Sunday, August 7, 2011

Images in the Mind

In a green pasture with gently undulating hills sloping up towards the trees stood a lone dead tree, its limbs straining towards the sky.  On the tips of two of those branches perched vultures, their wings outstretched in the gentle rain.  They could have been part of the tree, seen only in silhouette, dark as the branches that they perched on.  I wished for my camera, but there would have been no where to stop and pullover (Virginia doesn't believe in shoulders on their roads, and this was a country road near Charlottesville).  Times like this I wish I had a camera in my eye, so I could capture these images.

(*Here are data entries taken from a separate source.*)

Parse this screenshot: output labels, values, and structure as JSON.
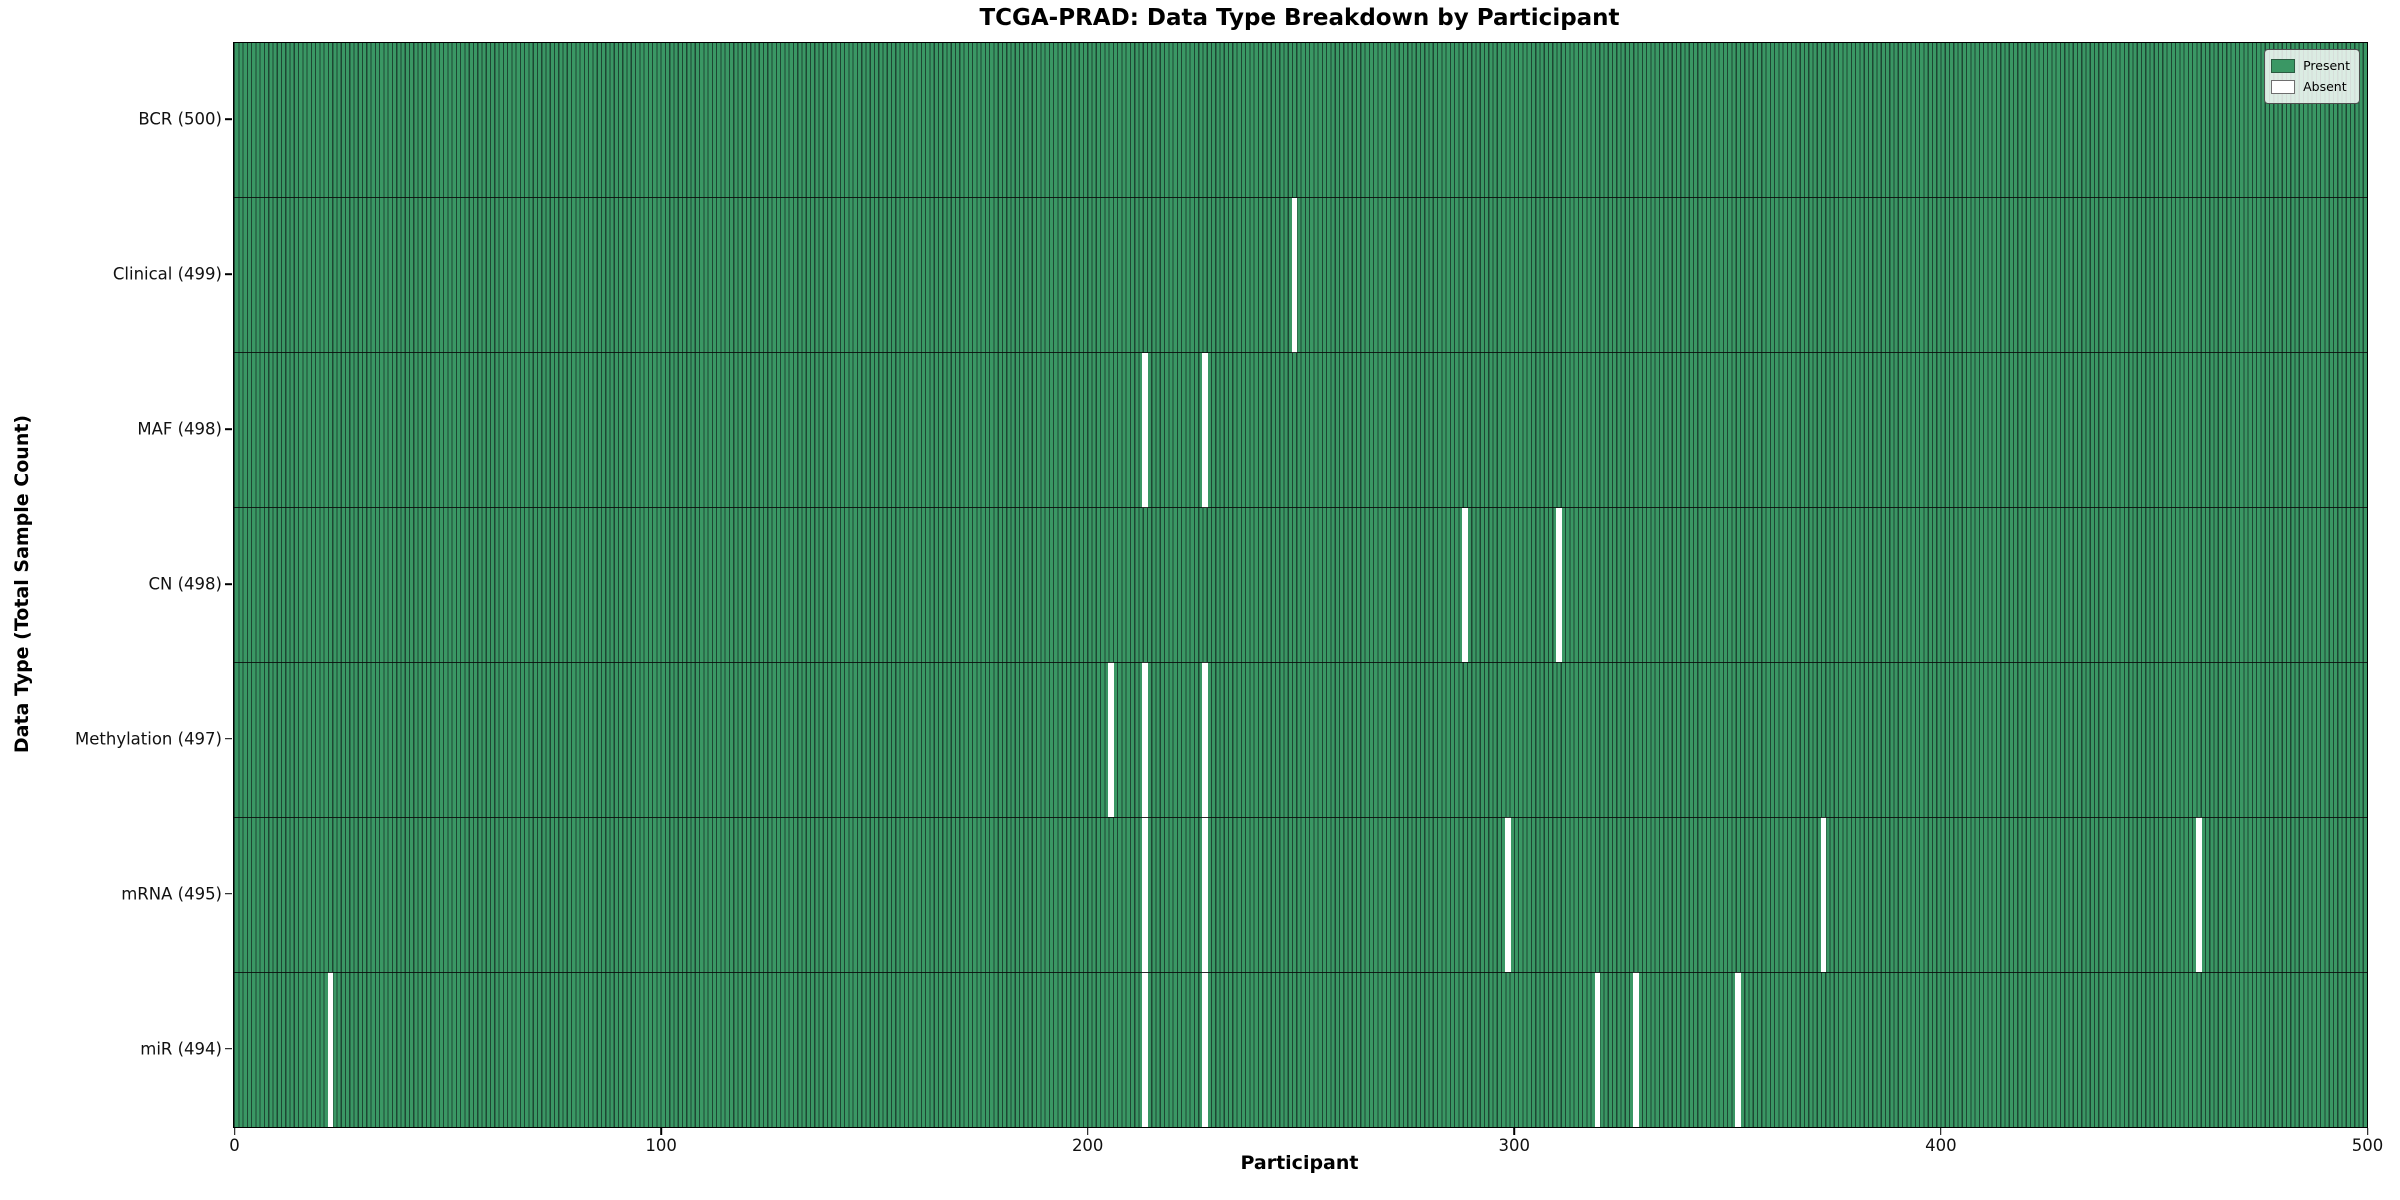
{
  "title": "TCGA-PRAD: Data Type Breakdown by Participant",
  "xlabel": "Participant",
  "ylabel": "Data Type (Total Sample Count)",
  "legend": {
    "present_label": "Present",
    "absent_label": "Absent"
  },
  "colors": {
    "present_fill": "#3a9764",
    "bar_edge": "#1d4733",
    "absent_fill": "#ffffff",
    "separator": "#0a0a0a",
    "legend_bg": "rgba(255,255,255,0.82)"
  },
  "chart_data": {
    "type": "heatmap",
    "title": "TCGA-PRAD: Data Type Breakdown by Participant",
    "xlabel": "Participant",
    "ylabel": "Data Type (Total Sample Count)",
    "x_range": [
      0,
      500
    ],
    "x_ticks": [
      0,
      100,
      200,
      300,
      400,
      500
    ],
    "n_participants": 500,
    "grid": false,
    "legend_entries": [
      "Present",
      "Absent"
    ],
    "legend_position": "upper right",
    "rows": [
      {
        "label": "BCR (500)",
        "name": "BCR",
        "total": 500,
        "absent_participants": []
      },
      {
        "label": "Clinical (499)",
        "name": "Clinical",
        "total": 499,
        "absent_participants": [
          248
        ]
      },
      {
        "label": "MAF (498)",
        "name": "MAF",
        "total": 498,
        "absent_participants": [
          213,
          227
        ]
      },
      {
        "label": "CN (498)",
        "name": "CN",
        "total": 498,
        "absent_participants": [
          288,
          310
        ]
      },
      {
        "label": "Methylation (497)",
        "name": "Methylation",
        "total": 497,
        "absent_participants": [
          205,
          213,
          227
        ]
      },
      {
        "label": "mRNA (495)",
        "name": "mRNA",
        "total": 495,
        "absent_participants": [
          213,
          227,
          298,
          372,
          460
        ]
      },
      {
        "label": "miR (494)",
        "name": "miR",
        "total": 494,
        "absent_participants": [
          22,
          213,
          227,
          319,
          328,
          352
        ]
      }
    ]
  }
}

We were driving to Charlottesville to move our daughter into her apartment (she is a first year medical student).  I am the master packer in the family, the queen of loading stuff into vehicles.  It was a long day and her apartment was on the third floor of the building with no elevator.  As we carried things up those stairs I was reminded of all the times that my parents had helped me move, and I suddenly understood how my mother felt when I would breeze buy with an armful of things with a seemingly boundless energy.

At dinner at the Mellow Mushroom (a pizza place within walking distance of her apartment), Amy mentioned that one of the activities that she would be going to next weekend was a wine tasting and a polo match.  So I told them about the time when I was a little girl in Pakistan and my father played polo. I ran out onto the field at the end of the match, and he lifted me up to sit in front of him on his horse.

During the drive home we were treated to spectacular displays of lightning from a nearby storm.